Few would dispute that the world in which we live and work is changing at an extraordinary pace. In this dynamic landscape, business executives face immense pressure to not only survive but thrive. In other words, they have to keep up with the pace while bumping up profits.
Continuous innovation is a strategy we hear trumpeted again and again as the key to edging out competition and driving growth. It’s no surprise then that agile principles are no longer exclusively used by software teams. They’re also being increasingly adopted outside of the software industry to speed up product and service innovation.
Agile Employee Engagement
A growing number of companies have been testing out agile principles in a less expected but highly impactful way: employee engagement. No longer considered a “soft issue,” there has long been hard evidence pointing to the connection between happy employees, customer satisfaction, and even profits. Forbes reports one of the most recent examples, a study from Gallup, which found that “highly engaged business units result in a 23% difference in profitability.”
It makes perfect sense. Engaged employees stay longer and provide better service. That makes customers happy, drives loyalty and productivity, and ultimately results in greater growth and profit.
Agile in Action
Can agile really be applied to the workforce as effectively as the software industry has applied them to products? For companies that have tried it, the answer is a resounding, “Yes.”
One of the earliest agile innovators was BBVA. After finding success implementing agile scrum units in customer solutions and engineering, the financial services organization decided to take the strategy company-wide. This included BBVA’s HR and talent group, which was responsible in large part for employee engagement initiatives.
BBVA shook up its traditional hierarchical teams, which included giving end-to-end autonomy to an Employee Experience group. By concentrating related processes in one group, it was able to not only implement more initiatives more quickly, but also to link activities to specific KPIs.
In the case of BBVA, the company proactively nurtured the connection between employee engagement and increased performance. By using agile principles to boost employee satisfaction, the company simultaneously encouraged greater productivity and more agile internal mindsets.
An employee survey is not an engagement program
Think traditional employee conversations or surveys can deliver engagement?

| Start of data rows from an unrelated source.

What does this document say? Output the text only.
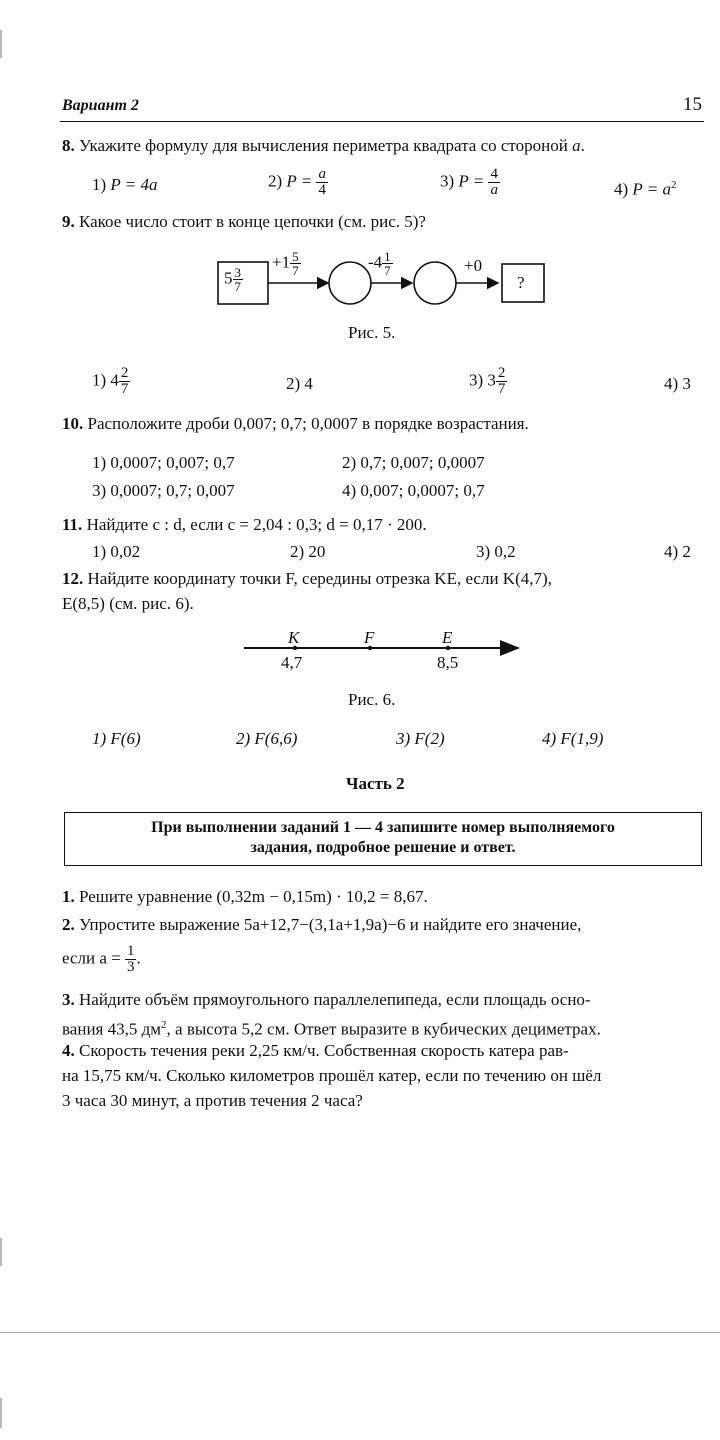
Вариант 2	15
8. Укажите формулу для вычисления периметра квадрата со стороной a.
1) P = 4a	2) $P = \frac{a}{4}$	3) $P = \frac{4}{a}$	4) $P = a^2$
9. Какое число стоит в конце цепочки (см. рис. 5)?
$5 \frac{3}{7}$
$+1 \frac{5}{7}$	$-4 \frac{1}{7}$	+0
?
Рис. 5.
1) $4 \frac{2}{7}$	2) 4	3) $3 \frac{2}{7}$	4) 3
10. Расположите дроби 0,007; 0,7; 0,0007 в порядке возрастания.
1) 0,0007; 0,007; 0,7	2) 0,7; 0,007; 0,0007
3) 0,0007; 0,7; 0,007	4) 0,007; 0,0007; 0,7
11. Найдите c : d, если c = 2,04 : 0,3; d = 0,17 · 200.
1) 0,02	2) 20	3) 0,2	4) 2
12. Найдите координату точки F, середины отрезка KE, если K(4,7),
E(8,5) (см. рис. 6).
K	F	E
4,7	8,5
Рис. 6.
1) F(6)	2) F(6,6)	3) F(2)	4) F(1,9)
Часть 2
При выполнении заданий 1 — 4 запишите номер выполняемого
задания, подробное решение и ответ.
1. Решите уравнение (0,32m − 0,15m) · 10,2 = 8,67.
2. Упростите выражение 5a+12,7−(3,1a+1,9a)−6 и найдите его значение,
если $a = \frac{1}{3}$ .
3. Найдите объём прямоугольного параллелепипеда, если площадь осно-
вания 43,5 $дм^2$, а высота 5,2 см. Ответ выразите в кубических дециметрах.
4. Скорость течения реки 2,25 км/ч. Собственная скорость катера рав-
на 15,75 км/ч. Сколько километров прошёл катер, если по течению он шёл
3 часа 30 минут, а против течения 2 часа?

SHRM reports that “annual reviews are time-consuming … and often focus on goals that are outdated or irrelevant.” By contrast, “Continuous feedback solutions improve collaboration, coaching, decision-making … skills acquisition, employee engagement, and retention.” In other words, the annual employee survey—that long-time business staple—is no longer enough. Achieving real results requires an agile approach.

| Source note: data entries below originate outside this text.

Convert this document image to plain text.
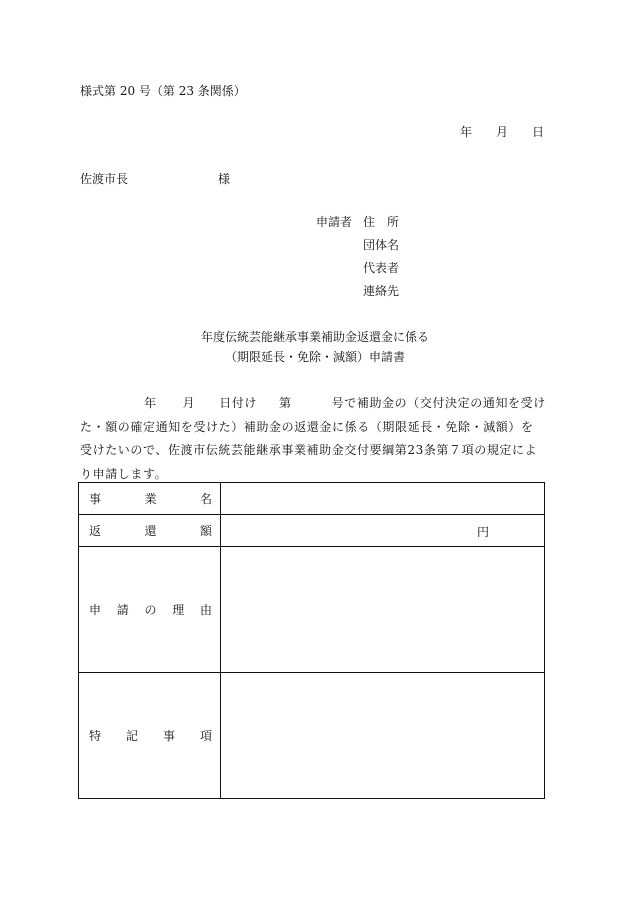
様式第 20 号（第 23 条関係）
年 月 日
佐渡市長	様
申請者 住　所
団体名
代表者
連絡先
年度伝統芸能継承事業補助金返還金に係る
（期限延長・免除・減額）申請書
年 月 日付け 第	号で補助金の（交付決定の通知を受けた・額の確定通知を受けた）補助金の返還金に係る（期限延長・免除・減額）を受けたいので、佐渡市伝統芸能継承事業補助金交付要綱第23条第７項の規定により申請します。
事 業 名	

返 還 額	円

申 請 の 理 由	

特 記 事 項	
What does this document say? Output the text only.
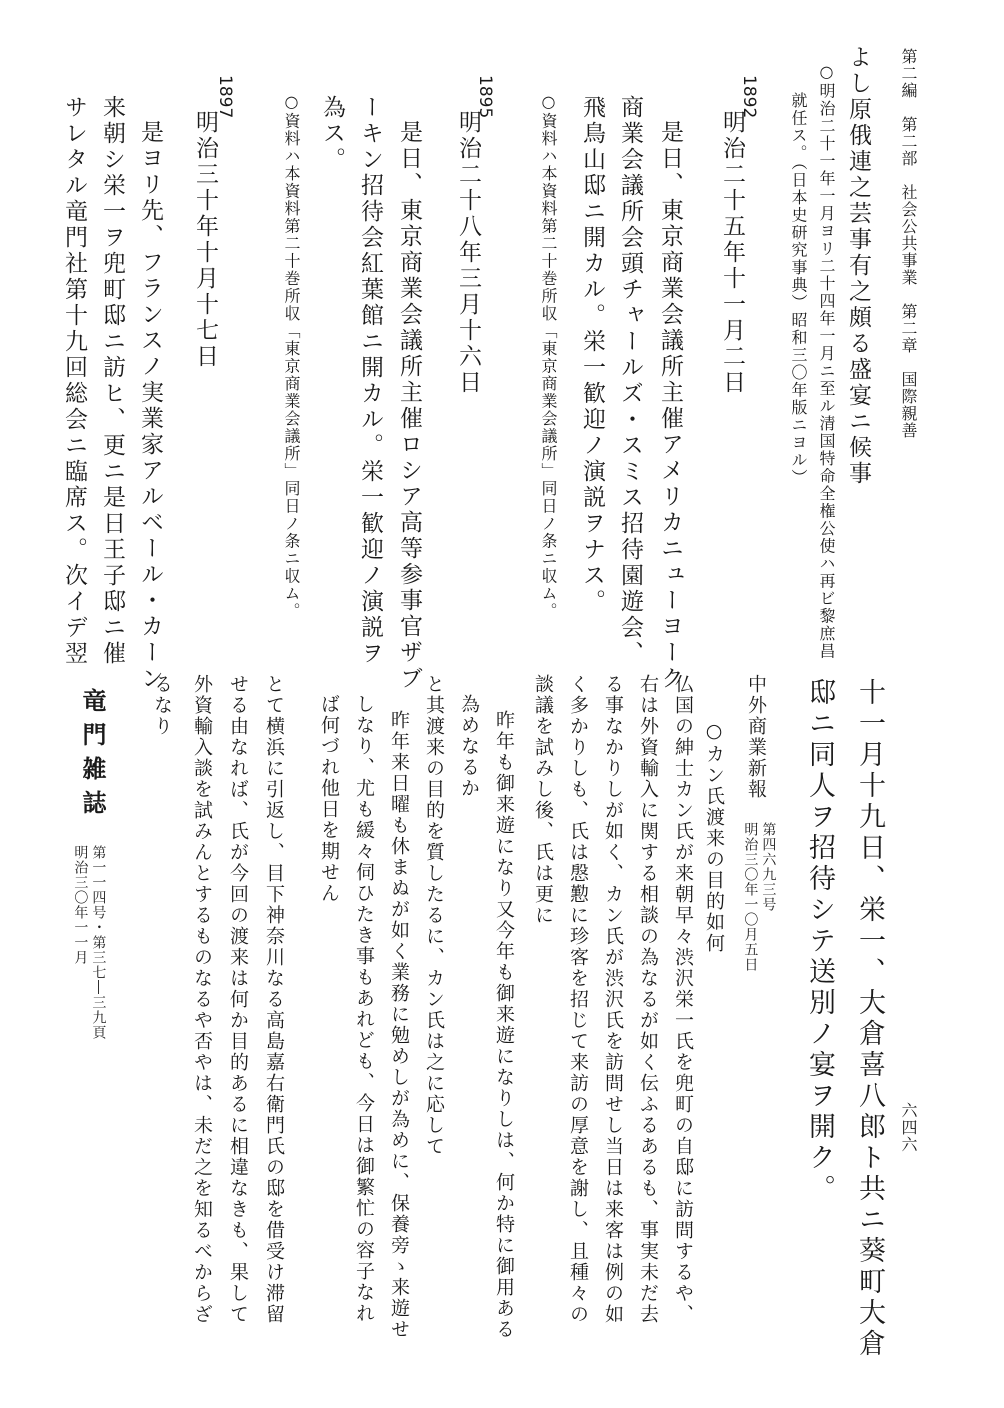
第二編　第二部　社会公共事業　第二章　国際親善
六四六

よし原俄連之芸事有之頗る盛宴ニ候事

○明治二十一年一月ヨリ二十四年一月ニ至ル清国特命全権公使ハ再ビ黎庶昌

就任ス。（日本史研究事典）昭和三〇年版ニヨル）

1892

明治二十五年十一月二日

是日、東京商業会議所主催アメリカニューヨーク

商業会議所会頭チャールズ・スミス招待園遊会、

飛鳥山邸ニ開カル。栄一歓迎ノ演説ヲナス。

○資料ハ本資料第二十巻所収「東京商業会議所」同日ノ条ニ収ム。

1895

明治二十八年三月十六日

是日、東京商業会議所主催ロシア高等参事官ザブ

ーキン招待会紅葉館ニ開カル。栄一歓迎ノ演説ヲ

為ス。

○資料ハ本資料第二十巻所収「東京商業会議所」同日ノ条ニ収ム。

1897

明治三十年十月十七日

是ヨリ先、フランスノ実業家アルベール・カーン

来朝シ栄一ヲ兜町邸ニ訪ヒ、更ニ是日王子邸ニ催

サレタル竜門社第十九回総会ニ臨席ス。次イデ翌

十一月十九日、栄一、大倉喜八郎ト共ニ葵町大倉

邸ニ同人ヲ招待シテ送別ノ宴ヲ開ク。

中外商業新報

第四六九三号

明治三〇年一〇月五日

○カン氏渡来の目的如何

仏国の紳士カン氏が来朝早々渋沢栄一氏を兜町の自邸に訪問するや、

右は外資輸入に関する相談の為なるが如く伝ふるあるも、事実未だ去

る事なかりしが如く、カン氏が渋沢氏を訪問せし当日は来客は例の如

く多かりしも、氏は慇懃に珍客を招じて来訪の厚意を謝し、且種々の

談議を試みし後、氏は更に

昨年も御来遊になり又今年も御来遊になりしは、何か特に御用ある

為めなるか

と其渡来の目的を質したるに、カン氏は之に応して

昨年来日曜も休まぬが如く業務に勉めしが為めに、保養旁ゝ来遊せ

しなり、尤も緩々伺ひたき事もあれども、今日は御繁忙の容子なれ

ば何づれ他日を期せん

とて横浜に引返し、目下神奈川なる高島嘉右衛門氏の邸を借受け滞留

せる由なれば、氏が今回の渡来は何か目的あるに相違なきも、果して

外資輸入談を試みんとするものなるや否やは、未だ之を知るべからざ

るなり

竜門雑誌

第一一四号・第三七―三九頁

明治三〇年一一月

The reason agile seem to be so effective is that, compared to the traditional annual survey which focuses on measuring certain perceptions at a moment-in-time (and then, too often, is forgotten until the following year), agile programs create opportunity for real-time actionable improvement.
As Gallup once put it so well, “Metrics on their own don’t drive change or increase performance.”
Where to Start
While a company like BBVA totally restructured its HR and talent department to create an autonomous Employee Engagement team, this may not be a viable solution for every business. Dedicated tools like CultureAmp give employees ways to provide feedback to managers and peers that’s both frequent and direct.
To be truly effective though, managers and senior leaders must to be ready and willing to act on the information received. And they must be aligned in how to to act.
This can be easier said than done. But in our experience, companies with a clear vision for why they exist and the ultimate impact they want to have on all stakeholders—in short, a clear brand—are the ones most able to act on feedback and engage employees in a meaningful and purposeful way.
Ask yourself:
- Should employees be focused on collaboration or customer service?
- Do you want them to be authoritative or approachable?
- What are the behaviors you are trying to encourage?
A strong brand platform can help answer these questions. It acts as a roadmap, helping employees at all levels of an organization understand where the company is going and the role they are expected to play in getting there.